“If we confess our sins, he is faithful and just to forgive us our sins and to cleanse us from all unrighteousness.” – 1 John 1:9
This 4th step is where many Christians disconnect from God. While it is true that if you confess your sin, you are forgiven (see 1 John 1:9 above), Jesus adds a stipulation.
“And whenever you stand praying, forgive, if you have anything against anyone, so that your Father also who is in heaven may forgive you your trespasses.” – Mark 11:25
“Judge not, and you will not be judged; condemn not, and you will not be condemned; forgive, and you will be forgiven;” – Luke 6:37
You see forgiveness must have confession of the Christian’s sin, and their forgiveness of those that have wronged them.
When I am faced with a person I do not want to forgive, I think of what Jesus said on the cross.
“And Jesus said, ‘Father, forgive them, for they know not what they do.’ And they cast lots to divide his garments.” – Luke 23:24
Jesus forgave the very people who wrongfully sentenced him to death!
If he can forgive them, then I can forgive anyone, even Satan. It does not mean I will follow them, because quite often I will not, but I can forgive them for the decisions they have made which caused harm to me.
Perhaps I should explain the Satan bit there, it was meant as illustration, and a practice. Withholding of Forgiveness is one of those self-harming sins. When a person withholds forgiveness, it hardens their heart.
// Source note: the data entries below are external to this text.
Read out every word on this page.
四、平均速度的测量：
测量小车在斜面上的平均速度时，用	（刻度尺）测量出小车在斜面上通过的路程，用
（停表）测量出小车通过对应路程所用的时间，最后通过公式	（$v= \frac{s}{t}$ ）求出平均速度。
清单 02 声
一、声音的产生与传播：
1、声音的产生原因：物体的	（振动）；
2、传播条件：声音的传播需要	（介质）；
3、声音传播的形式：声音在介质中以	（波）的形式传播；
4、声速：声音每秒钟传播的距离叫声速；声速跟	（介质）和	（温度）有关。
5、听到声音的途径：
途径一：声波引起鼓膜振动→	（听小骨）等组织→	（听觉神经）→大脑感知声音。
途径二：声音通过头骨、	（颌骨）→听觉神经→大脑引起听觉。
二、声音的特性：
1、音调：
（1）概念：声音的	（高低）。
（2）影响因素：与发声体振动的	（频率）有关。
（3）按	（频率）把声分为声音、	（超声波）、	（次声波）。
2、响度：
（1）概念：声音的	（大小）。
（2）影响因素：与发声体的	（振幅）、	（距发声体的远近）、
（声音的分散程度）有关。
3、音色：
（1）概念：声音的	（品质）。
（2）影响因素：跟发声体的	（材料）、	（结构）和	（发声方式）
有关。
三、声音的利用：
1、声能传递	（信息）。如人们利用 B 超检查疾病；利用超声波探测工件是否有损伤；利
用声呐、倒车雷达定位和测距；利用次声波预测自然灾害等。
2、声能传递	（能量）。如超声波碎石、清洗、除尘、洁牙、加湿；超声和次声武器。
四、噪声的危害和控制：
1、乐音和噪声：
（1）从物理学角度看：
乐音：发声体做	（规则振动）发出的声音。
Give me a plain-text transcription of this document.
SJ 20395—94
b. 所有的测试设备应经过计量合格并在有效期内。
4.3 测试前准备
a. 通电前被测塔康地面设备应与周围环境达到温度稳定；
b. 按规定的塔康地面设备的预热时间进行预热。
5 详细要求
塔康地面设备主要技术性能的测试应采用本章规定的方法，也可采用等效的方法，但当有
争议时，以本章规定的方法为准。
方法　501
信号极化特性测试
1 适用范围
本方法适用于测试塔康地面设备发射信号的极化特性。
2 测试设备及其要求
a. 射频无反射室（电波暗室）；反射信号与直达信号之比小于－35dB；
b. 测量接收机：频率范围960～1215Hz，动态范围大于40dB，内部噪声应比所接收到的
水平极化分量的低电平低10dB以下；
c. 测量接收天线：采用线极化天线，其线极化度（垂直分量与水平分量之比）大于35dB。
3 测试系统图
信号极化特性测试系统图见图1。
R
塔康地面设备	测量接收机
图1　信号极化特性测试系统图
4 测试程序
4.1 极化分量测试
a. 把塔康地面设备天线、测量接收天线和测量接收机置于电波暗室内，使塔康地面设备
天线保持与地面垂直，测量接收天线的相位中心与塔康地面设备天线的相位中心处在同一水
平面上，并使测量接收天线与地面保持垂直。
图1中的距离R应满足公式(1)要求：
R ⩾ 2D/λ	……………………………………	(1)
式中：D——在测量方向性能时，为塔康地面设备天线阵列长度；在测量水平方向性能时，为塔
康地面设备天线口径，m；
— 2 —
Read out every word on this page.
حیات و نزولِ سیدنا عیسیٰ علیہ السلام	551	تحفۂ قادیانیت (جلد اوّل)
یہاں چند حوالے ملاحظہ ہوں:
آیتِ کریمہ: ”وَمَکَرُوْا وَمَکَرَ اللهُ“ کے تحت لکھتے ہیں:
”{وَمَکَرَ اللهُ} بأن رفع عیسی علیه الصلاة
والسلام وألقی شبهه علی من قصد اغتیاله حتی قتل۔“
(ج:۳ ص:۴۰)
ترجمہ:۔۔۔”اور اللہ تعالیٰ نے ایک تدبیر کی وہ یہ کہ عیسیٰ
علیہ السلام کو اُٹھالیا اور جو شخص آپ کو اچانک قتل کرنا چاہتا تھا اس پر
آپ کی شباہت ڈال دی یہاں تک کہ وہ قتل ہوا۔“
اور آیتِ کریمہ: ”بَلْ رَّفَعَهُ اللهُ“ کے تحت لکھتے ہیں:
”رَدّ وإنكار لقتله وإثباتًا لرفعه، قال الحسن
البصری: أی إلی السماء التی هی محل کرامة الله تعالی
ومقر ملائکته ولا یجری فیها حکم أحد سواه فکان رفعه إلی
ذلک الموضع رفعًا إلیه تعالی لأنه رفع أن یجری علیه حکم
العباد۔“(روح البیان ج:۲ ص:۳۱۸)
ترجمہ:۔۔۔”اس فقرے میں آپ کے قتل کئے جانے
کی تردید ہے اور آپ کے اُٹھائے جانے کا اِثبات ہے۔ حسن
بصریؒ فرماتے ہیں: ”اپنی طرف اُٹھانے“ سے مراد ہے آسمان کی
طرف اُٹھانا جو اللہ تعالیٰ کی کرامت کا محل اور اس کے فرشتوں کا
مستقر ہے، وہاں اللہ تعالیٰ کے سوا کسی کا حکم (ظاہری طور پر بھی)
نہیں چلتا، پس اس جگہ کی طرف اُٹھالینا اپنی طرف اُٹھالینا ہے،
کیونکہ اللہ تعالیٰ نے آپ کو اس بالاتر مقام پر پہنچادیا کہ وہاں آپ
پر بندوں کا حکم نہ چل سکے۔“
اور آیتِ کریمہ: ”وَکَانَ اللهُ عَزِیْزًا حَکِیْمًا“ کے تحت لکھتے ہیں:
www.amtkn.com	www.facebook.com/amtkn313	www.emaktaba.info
Eventually the anger builds to hatred. The hatred then begins to manifest itself first toward the target, then to others they care about, and finally to the non-forgiver’s friends and family. By the time it has run its course, many lives are negatively impacted and the non-forgiver has ruined their relationships, often over a petty and senseless argument.
So to forgive Satan is to cut ties with him, severing all animosity so that I may be free to speak of God’s love instead of Satan’s hatred and anger toward God and His creation.
I urge you to follow all of step 4, first forgiving others, then accepting Gods forgiveness. Remember when you forgive others, they are human as well and may not accept your forgiveness, but the Bible does not command that they receive your forgiveness for you to be forgiven, just that you offer your forgiveness.